The second reason is that the infrastructure had to be put in place once the funds were able to be spent. So much of the challenge around early education and childcare is that we don’t have the spaces or the staffing to provide these critical services. That’s why so much of our focus has been on training new educators and building out new facilities. We have to actually create where these services can be.

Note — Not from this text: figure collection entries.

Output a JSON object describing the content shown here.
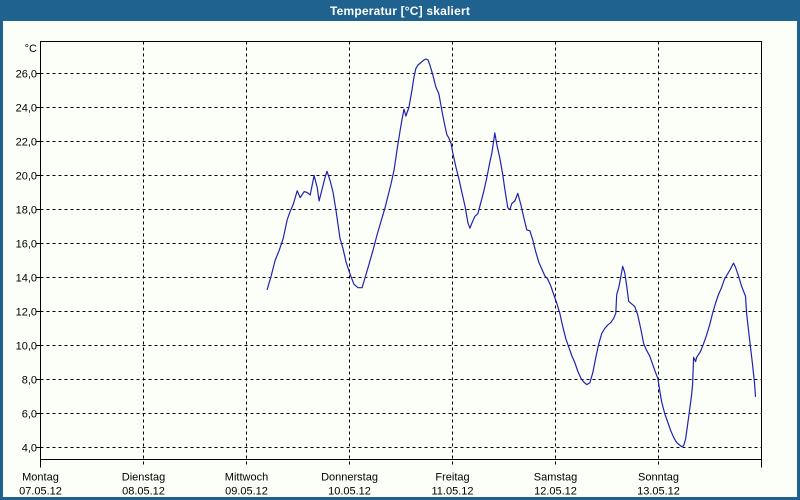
{
  "title": "Temperatur [°C] skaliert",
  "colors": {
    "titlebar": "#1F618F",
    "frame": "#1F618F",
    "background": "#FCFFF7",
    "grid": "#000000",
    "axis": "#000000",
    "line": "#2222B2",
    "title_text": "#FFFFFF"
  },
  "chart_data": {
    "type": "line",
    "title": "Temperatur [°C] skaliert",
    "xlabel": "",
    "ylabel": "°C",
    "y_unit_label": "°C",
    "ylim": [
      3.3,
      27.9
    ],
    "xlim_days": [
      0,
      7
    ],
    "grid": "dashed",
    "legend": "none",
    "y_ticks": [
      {
        "value": 26,
        "label": "26,0"
      },
      {
        "value": 24,
        "label": "24,0"
      },
      {
        "value": 22,
        "label": "22,0"
      },
      {
        "value": 20,
        "label": "20,0"
      },
      {
        "value": 18,
        "label": "18,0"
      },
      {
        "value": 16,
        "label": "16,0"
      },
      {
        "value": 14,
        "label": "14,0"
      },
      {
        "value": 12,
        "label": "12,0"
      },
      {
        "value": 10,
        "label": "10,0"
      },
      {
        "value": 8,
        "label": "8,0"
      },
      {
        "value": 6,
        "label": "6,0"
      },
      {
        "value": 4,
        "label": "4,0"
      }
    ],
    "x_ticks": [
      {
        "day": 0,
        "name": "Montag",
        "date": "07.05.12"
      },
      {
        "day": 1,
        "name": "Dienstag",
        "date": "08.05.12"
      },
      {
        "day": 2,
        "name": "Mittwoch",
        "date": "09.05.12"
      },
      {
        "day": 3,
        "name": "Donnerstag",
        "date": "10.05.12"
      },
      {
        "day": 4,
        "name": "Freitag",
        "date": "11.05.12"
      },
      {
        "day": 5,
        "name": "Samstag",
        "date": "12.05.12"
      },
      {
        "day": 6,
        "name": "Sonntag",
        "date": "13.05.12"
      }
    ],
    "series": [
      {
        "name": "Temperatur [°C]",
        "color": "#2222B2",
        "points": [
          [
            2.201,
            13.3
          ],
          [
            2.24,
            14.1
          ],
          [
            2.278,
            15.0
          ],
          [
            2.317,
            15.6
          ],
          [
            2.356,
            16.3
          ],
          [
            2.395,
            17.4
          ],
          [
            2.424,
            17.9
          ],
          [
            2.453,
            18.3
          ],
          [
            2.492,
            19.1
          ],
          [
            2.521,
            18.7
          ],
          [
            2.56,
            19.05
          ],
          [
            2.589,
            19.0
          ],
          [
            2.618,
            18.85
          ],
          [
            2.656,
            20.0
          ],
          [
            2.686,
            19.3
          ],
          [
            2.705,
            18.5
          ],
          [
            2.734,
            19.2
          ],
          [
            2.763,
            19.9
          ],
          [
            2.782,
            20.25
          ],
          [
            2.812,
            19.7
          ],
          [
            2.841,
            19.0
          ],
          [
            2.87,
            17.9
          ],
          [
            2.908,
            16.3
          ],
          [
            2.937,
            15.7
          ],
          [
            2.967,
            14.9
          ],
          [
            3.005,
            14.2
          ],
          [
            3.044,
            13.6
          ],
          [
            3.083,
            13.4
          ],
          [
            3.122,
            13.4
          ],
          [
            3.151,
            14.0
          ],
          [
            3.19,
            14.8
          ],
          [
            3.228,
            15.6
          ],
          [
            3.267,
            16.5
          ],
          [
            3.306,
            17.3
          ],
          [
            3.345,
            18.1
          ],
          [
            3.374,
            18.8
          ],
          [
            3.403,
            19.5
          ],
          [
            3.432,
            20.3
          ],
          [
            3.461,
            21.5
          ],
          [
            3.49,
            22.6
          ],
          [
            3.51,
            23.3
          ],
          [
            3.529,
            23.9
          ],
          [
            3.548,
            23.5
          ],
          [
            3.577,
            24.0
          ],
          [
            3.606,
            25.0
          ],
          [
            3.626,
            25.8
          ],
          [
            3.645,
            26.3
          ],
          [
            3.665,
            26.5
          ],
          [
            3.694,
            26.65
          ],
          [
            3.723,
            26.8
          ],
          [
            3.742,
            26.85
          ],
          [
            3.762,
            26.8
          ],
          [
            3.781,
            26.5
          ],
          [
            3.81,
            25.9
          ],
          [
            3.839,
            25.2
          ],
          [
            3.868,
            24.8
          ],
          [
            3.888,
            24.1
          ],
          [
            3.907,
            23.5
          ],
          [
            3.927,
            22.9
          ],
          [
            3.946,
            22.4
          ],
          [
            3.965,
            22.2
          ],
          [
            3.985,
            21.9
          ],
          [
            4.004,
            21.3
          ],
          [
            4.033,
            20.5
          ],
          [
            4.062,
            19.8
          ],
          [
            4.091,
            19.0
          ],
          [
            4.121,
            18.2
          ],
          [
            4.15,
            17.2
          ],
          [
            4.169,
            16.9
          ],
          [
            4.188,
            17.2
          ],
          [
            4.217,
            17.6
          ],
          [
            4.246,
            17.75
          ],
          [
            4.275,
            18.4
          ],
          [
            4.305,
            19.1
          ],
          [
            4.334,
            19.9
          ],
          [
            4.363,
            20.8
          ],
          [
            4.382,
            21.3
          ],
          [
            4.411,
            22.5
          ],
          [
            4.431,
            21.8
          ],
          [
            4.46,
            21.0
          ],
          [
            4.489,
            20.0
          ],
          [
            4.508,
            19.2
          ],
          [
            4.537,
            18.1
          ],
          [
            4.557,
            18.0
          ],
          [
            4.576,
            18.35
          ],
          [
            4.605,
            18.5
          ],
          [
            4.634,
            18.95
          ],
          [
            4.663,
            18.3
          ],
          [
            4.693,
            17.5
          ],
          [
            4.721,
            16.8
          ],
          [
            4.751,
            16.75
          ],
          [
            4.78,
            16.2
          ],
          [
            4.809,
            15.5
          ],
          [
            4.838,
            14.9
          ],
          [
            4.867,
            14.5
          ],
          [
            4.896,
            14.1
          ],
          [
            4.925,
            13.9
          ],
          [
            4.954,
            13.5
          ],
          [
            4.983,
            13.0
          ],
          [
            5.012,
            12.5
          ],
          [
            5.042,
            11.9
          ],
          [
            5.071,
            11.1
          ],
          [
            5.1,
            10.4
          ],
          [
            5.129,
            9.9
          ],
          [
            5.158,
            9.4
          ],
          [
            5.187,
            9.0
          ],
          [
            5.216,
            8.5
          ],
          [
            5.245,
            8.1
          ],
          [
            5.274,
            7.85
          ],
          [
            5.303,
            7.7
          ],
          [
            5.333,
            7.8
          ],
          [
            5.362,
            8.4
          ],
          [
            5.391,
            9.3
          ],
          [
            5.42,
            10.1
          ],
          [
            5.449,
            10.7
          ],
          [
            5.478,
            11.0
          ],
          [
            5.507,
            11.2
          ],
          [
            5.536,
            11.35
          ],
          [
            5.565,
            11.6
          ],
          [
            5.585,
            11.9
          ],
          [
            5.594,
            13.0
          ],
          [
            5.614,
            13.4
          ],
          [
            5.633,
            14.0
          ],
          [
            5.652,
            14.65
          ],
          [
            5.672,
            14.3
          ],
          [
            5.691,
            13.5
          ],
          [
            5.711,
            12.6
          ],
          [
            5.74,
            12.45
          ],
          [
            5.769,
            12.3
          ],
          [
            5.798,
            11.8
          ],
          [
            5.827,
            11.0
          ],
          [
            5.856,
            10.1
          ],
          [
            5.885,
            9.7
          ],
          [
            5.914,
            9.4
          ],
          [
            5.943,
            8.9
          ],
          [
            5.972,
            8.4
          ],
          [
            5.992,
            8.1
          ],
          [
            6.011,
            7.4
          ],
          [
            6.03,
            6.7
          ],
          [
            6.06,
            6.0
          ],
          [
            6.089,
            5.5
          ],
          [
            6.118,
            5.0
          ],
          [
            6.147,
            4.6
          ],
          [
            6.176,
            4.3
          ],
          [
            6.205,
            4.15
          ],
          [
            6.224,
            4.05
          ],
          [
            6.244,
            4.1
          ],
          [
            6.263,
            4.5
          ],
          [
            6.282,
            5.3
          ],
          [
            6.302,
            6.2
          ],
          [
            6.321,
            7.1
          ],
          [
            6.331,
            7.7
          ],
          [
            6.341,
            9.3
          ],
          [
            6.36,
            9.05
          ],
          [
            6.37,
            9.3
          ],
          [
            6.408,
            9.65
          ],
          [
            6.437,
            10.1
          ],
          [
            6.466,
            10.6
          ],
          [
            6.496,
            11.2
          ],
          [
            6.525,
            11.9
          ],
          [
            6.554,
            12.5
          ],
          [
            6.583,
            13.0
          ],
          [
            6.612,
            13.4
          ],
          [
            6.641,
            13.9
          ],
          [
            6.67,
            14.2
          ],
          [
            6.699,
            14.5
          ],
          [
            6.728,
            14.85
          ],
          [
            6.748,
            14.6
          ],
          [
            6.777,
            14.1
          ],
          [
            6.806,
            13.5
          ],
          [
            6.825,
            13.2
          ],
          [
            6.845,
            12.9
          ],
          [
            6.855,
            11.9
          ],
          [
            6.874,
            10.9
          ],
          [
            6.893,
            9.9
          ],
          [
            6.913,
            8.9
          ],
          [
            6.932,
            7.8
          ],
          [
            6.942,
            7.0
          ]
        ]
      }
    ]
  }
}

That takes time and we’ve been doing that work.

So put those two things together — being unable to spend money for over two years and then having to build out infrastructure once we were able to spend it — and you have a significant reserve of hundreds of millions of dollars built up over time.

So with this surplus, we have an opportunity to look down the road several years and see that if we help businesses right now in this difficult moment, we will have a more stable funding source for years to come, all while still delivering the landmark childcare policies.

Next Steps

There are some who disagree with our proposal to stabilize our broader economy while still expanding on the landmark childcare policies we’ve implemented. But it’s important that we acknowledge if we don’t reduce the commercial rent tax, and if we keep our taxes at the level they are at now, businesses will continue to make the decision to lease elsewhere, where it is less expensive. This will hurt the long-term prospects of this funding.

My proposals are currently before the Board of Supervisors as part of the budget. The Budget Committee is in deliberations over the next week and a half when a decision on a final budget will be made. My hope is that we can have a budget that both delivers critical childcare funding and that meaningfully supports our economic recovery. Having both is what will make us a stronger, more resilient city in the long run.